The African Development Bank (AfDB) has announced that it has finalized the purchase of 26 temporary bridges to replace infrastructure that was destroyed by cyclones in Mozambique during the beginning of 2021. The modular steel bridges going to be installed in the coming few months as soon as local contractors in Mozambique have been appointed.

Although the bridges are said to be temporary, the AfDB notes that they have a lifespan of up to 100 years.

“We are delighted to be able to deliver this important contribution to Mozambique and respond to the recent climate disasters while investing to building back better. The Bank will remain at the forefront of the fight to mobilize climate finance for adaptation and contribute to climate justice for the African continent,” said Pietro Toigo, country manager for Mozambique at the African Development Bank.

📷 One of the temporary bridges purchased by Mozambique's government. Source: African Development Bank Group (AfDB)

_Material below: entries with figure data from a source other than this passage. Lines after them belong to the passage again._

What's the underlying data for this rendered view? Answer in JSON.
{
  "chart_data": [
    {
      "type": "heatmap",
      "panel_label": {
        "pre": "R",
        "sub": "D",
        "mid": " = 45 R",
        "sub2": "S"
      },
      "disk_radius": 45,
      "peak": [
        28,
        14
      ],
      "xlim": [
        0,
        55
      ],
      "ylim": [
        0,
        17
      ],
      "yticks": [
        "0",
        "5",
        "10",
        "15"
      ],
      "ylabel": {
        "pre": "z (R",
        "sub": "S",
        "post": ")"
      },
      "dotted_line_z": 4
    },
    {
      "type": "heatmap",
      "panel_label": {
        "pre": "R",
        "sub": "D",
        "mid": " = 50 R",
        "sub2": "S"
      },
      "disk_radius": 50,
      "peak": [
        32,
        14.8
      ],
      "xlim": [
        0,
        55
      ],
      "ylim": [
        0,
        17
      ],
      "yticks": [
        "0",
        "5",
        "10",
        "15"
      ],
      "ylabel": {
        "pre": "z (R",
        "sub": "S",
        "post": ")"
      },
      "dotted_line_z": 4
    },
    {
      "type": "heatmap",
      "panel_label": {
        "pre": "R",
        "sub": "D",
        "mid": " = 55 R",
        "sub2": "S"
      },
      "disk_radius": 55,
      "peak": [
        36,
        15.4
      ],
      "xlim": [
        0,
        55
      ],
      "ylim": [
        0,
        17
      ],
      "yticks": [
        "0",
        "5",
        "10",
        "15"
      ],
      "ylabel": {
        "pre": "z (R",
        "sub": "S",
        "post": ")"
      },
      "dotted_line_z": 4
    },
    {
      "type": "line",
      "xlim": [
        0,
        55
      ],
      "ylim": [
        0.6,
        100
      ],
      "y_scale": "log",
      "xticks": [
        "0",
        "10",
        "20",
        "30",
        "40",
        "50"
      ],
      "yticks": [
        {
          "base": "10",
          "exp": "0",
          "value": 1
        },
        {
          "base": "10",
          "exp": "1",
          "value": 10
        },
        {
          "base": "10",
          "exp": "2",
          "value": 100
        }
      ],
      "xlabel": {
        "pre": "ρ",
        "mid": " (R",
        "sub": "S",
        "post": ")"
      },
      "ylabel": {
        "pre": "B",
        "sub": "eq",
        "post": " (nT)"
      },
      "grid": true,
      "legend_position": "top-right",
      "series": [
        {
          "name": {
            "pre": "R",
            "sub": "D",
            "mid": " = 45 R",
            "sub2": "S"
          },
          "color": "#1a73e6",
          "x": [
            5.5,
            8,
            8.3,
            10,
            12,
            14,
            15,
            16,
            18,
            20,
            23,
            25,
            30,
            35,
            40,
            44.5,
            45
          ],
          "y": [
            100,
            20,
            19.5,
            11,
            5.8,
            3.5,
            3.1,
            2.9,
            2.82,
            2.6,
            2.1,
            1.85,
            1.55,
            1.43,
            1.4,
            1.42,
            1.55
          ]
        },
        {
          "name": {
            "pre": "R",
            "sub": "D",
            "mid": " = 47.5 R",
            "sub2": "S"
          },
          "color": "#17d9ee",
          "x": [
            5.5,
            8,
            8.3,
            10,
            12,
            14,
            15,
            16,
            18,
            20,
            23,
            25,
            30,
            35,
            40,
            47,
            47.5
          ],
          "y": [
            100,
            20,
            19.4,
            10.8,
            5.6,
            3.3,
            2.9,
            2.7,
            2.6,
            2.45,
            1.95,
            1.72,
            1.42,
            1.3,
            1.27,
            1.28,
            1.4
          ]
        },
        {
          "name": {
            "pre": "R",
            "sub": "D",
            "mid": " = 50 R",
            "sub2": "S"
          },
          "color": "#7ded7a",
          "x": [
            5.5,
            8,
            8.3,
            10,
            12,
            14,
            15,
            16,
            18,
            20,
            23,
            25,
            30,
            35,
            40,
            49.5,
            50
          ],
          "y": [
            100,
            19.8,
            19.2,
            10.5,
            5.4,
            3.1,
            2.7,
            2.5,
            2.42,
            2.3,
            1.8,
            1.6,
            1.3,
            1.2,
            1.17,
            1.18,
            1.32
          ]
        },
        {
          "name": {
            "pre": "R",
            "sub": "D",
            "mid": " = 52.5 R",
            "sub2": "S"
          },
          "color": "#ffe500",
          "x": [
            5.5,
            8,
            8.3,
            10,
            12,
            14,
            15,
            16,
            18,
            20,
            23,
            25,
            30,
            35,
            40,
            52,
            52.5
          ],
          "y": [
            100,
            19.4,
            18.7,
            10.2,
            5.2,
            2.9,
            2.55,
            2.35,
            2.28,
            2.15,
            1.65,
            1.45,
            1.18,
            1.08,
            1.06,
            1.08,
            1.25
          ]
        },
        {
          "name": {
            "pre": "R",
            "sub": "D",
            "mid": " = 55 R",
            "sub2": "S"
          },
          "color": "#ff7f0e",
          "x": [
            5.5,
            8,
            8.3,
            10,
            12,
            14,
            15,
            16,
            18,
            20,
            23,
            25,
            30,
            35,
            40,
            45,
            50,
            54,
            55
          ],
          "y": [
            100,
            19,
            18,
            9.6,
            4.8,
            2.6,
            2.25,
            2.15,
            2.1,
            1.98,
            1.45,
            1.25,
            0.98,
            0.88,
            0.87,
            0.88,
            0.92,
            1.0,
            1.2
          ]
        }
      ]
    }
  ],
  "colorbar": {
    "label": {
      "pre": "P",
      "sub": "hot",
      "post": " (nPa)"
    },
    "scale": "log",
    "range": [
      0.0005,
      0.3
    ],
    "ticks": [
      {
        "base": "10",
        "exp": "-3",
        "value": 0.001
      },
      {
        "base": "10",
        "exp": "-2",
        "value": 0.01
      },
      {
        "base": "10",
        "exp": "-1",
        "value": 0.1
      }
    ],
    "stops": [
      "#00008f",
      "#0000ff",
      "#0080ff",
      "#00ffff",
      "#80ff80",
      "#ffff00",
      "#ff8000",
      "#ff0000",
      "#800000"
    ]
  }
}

In January 2021, Cyclone Eloise destroyed infrastructure in Beira and other areas of Mozambique as it made landfall. Central Mozambique has been hit by extreme climate events in recent years. Beira was also subject to destruction of infrastructure by Cyclone Idai in 2019. Cyclones Idai and Kenneth passed through the same region of the country in March and April 2019, also affecting neighboring countries. Disaster struck again with Tropical Storm Chalane in December 2020 and Cyclone Eloise in January 2021.

The cyclone not only affected infrastructure but destroyed the homes and property of people in Mozambique, with many displaced.

It is hoped that the modular bridges will help with the restoration of transport connections to the isolated regions of Manica, Sofala, Nampula and Cabo Delgado. As a result, according to AfDB, an estimated 500,000 people are expected to benefit.

“The government of Mozambique is delighted to be working with the African Development Bank to help build resilience to climate and disaster risk management in the country," said João Osvaldo Machatine, Minister of Public Works, Housing and Water Resources.

Mozambique is regarded as one of the world’s most climate-stressed countries. In its 2018-2022 Country Strategy Paper for Mozambique, the African Development Bank identifies climate change as a key development challenge and has directed roughly $120 million to strengthen the country’s climate resilience.